The war that was being fought 50 years ago today was one that remade the region. 300,000 people were displaced, over a million found themselves living under a brutal occupation, and the settlement enterprise was born, which in the fifty years since has brought approximately 600,000 Jewish settlers into the West Bank and East Jerusalem through land theft, expropriation and violence. Over the past 12 years, since settlers there were pulled out, Gaza has been under siege, subject to embargoes and repeated bombings, creating an “open-air prison” with some of the most unlivable conditions on the planet.
When JVP began in the early 2000s, many of us knew about the occupation, but nothing about the Nakba, or catastrophe, that was part and parcel of the founding of the state of Israel, and is ongoing until today. As we learned, 1967 was not the beginning of Palestinian oppression and dispossession: The seeds of the occupation were laid in 1948, when 750,000 Palestinians were displaced from their homes-- and in fact the history of displacement, segregation, and violence goes back even further. We are deeply thankful to organizations such as Zochrot, Badil, and the Boycott National Committee that have pushed us, educated us, and provided us with resources for educating others, as part of our commitment to ongoing political education and transformation.
As we reflect this week on the meaning of this anniversary, we also need to remind ourselves of the real reason the occupation has reached the rotten old age of fifty. It is not because the solution is impossible to imagine or to achieve. It’s because the Israeli government is simply not interested in it.
And neither is the primary economic, military, and diplomatic guarantor of that government: the United States. Peace talks have always been a cover for further settlement expansion and entrenchment of the occupation, and have avoided almost entirely the underlying issues that predate the occupation-- among them the rights of refugees to return.
We can’t end the occupation without understanding its basis in the history and logic of supremacy and domination. And there can’t be real “peace talks” while one side is actively oppressing, exploiting and disenfranchising the other.

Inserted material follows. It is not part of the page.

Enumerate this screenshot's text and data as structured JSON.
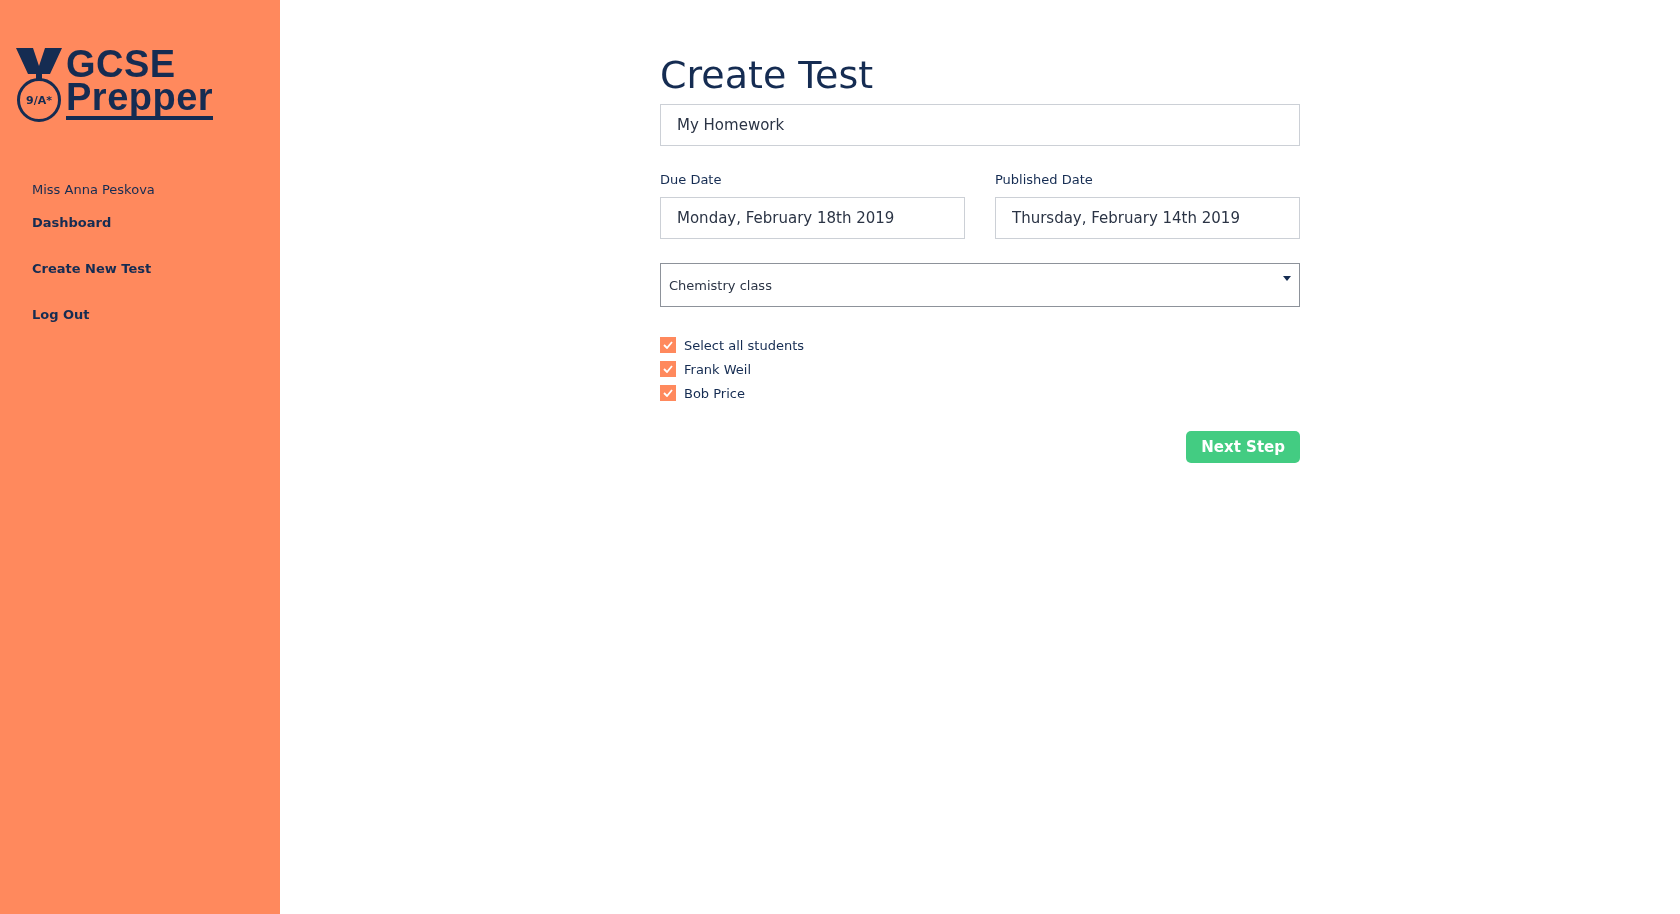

Matzpen was an Israeli anti-Zionist organization that was founded less than 20 years after the establishment of the state. Just months after the War of 1967, they published an ad in Ha’aretz that was remarkable prophetic, saying (in Hebrew):
“Our right to defend ourselves against annihilation does not grant us the right to oppress others. Conquest brings in its wake foreign rule. Foreign rule brings in its wake resistance. Resistance brings in its wake oppression. Oppression brings in its wake terrorism and counterterrorism. The victims of terrorism are usually innocent people. Holding onto the territories will turn us into a nation of murderers and murder victims. Let us leave the occupied territories now.” 1
Even in 1967, some Israelis were prescient and brave enough to publicly recognize what would result from the occupation.
We are proud to continue in the lineage of that resistance, recognizing that this work is long and hard-- and that it is necessary, and worth it.
During this solemn week of commemoration and reflection, please join me in re-committing to the struggle for justice and for the long-term future of all the people in Israel/Palestine.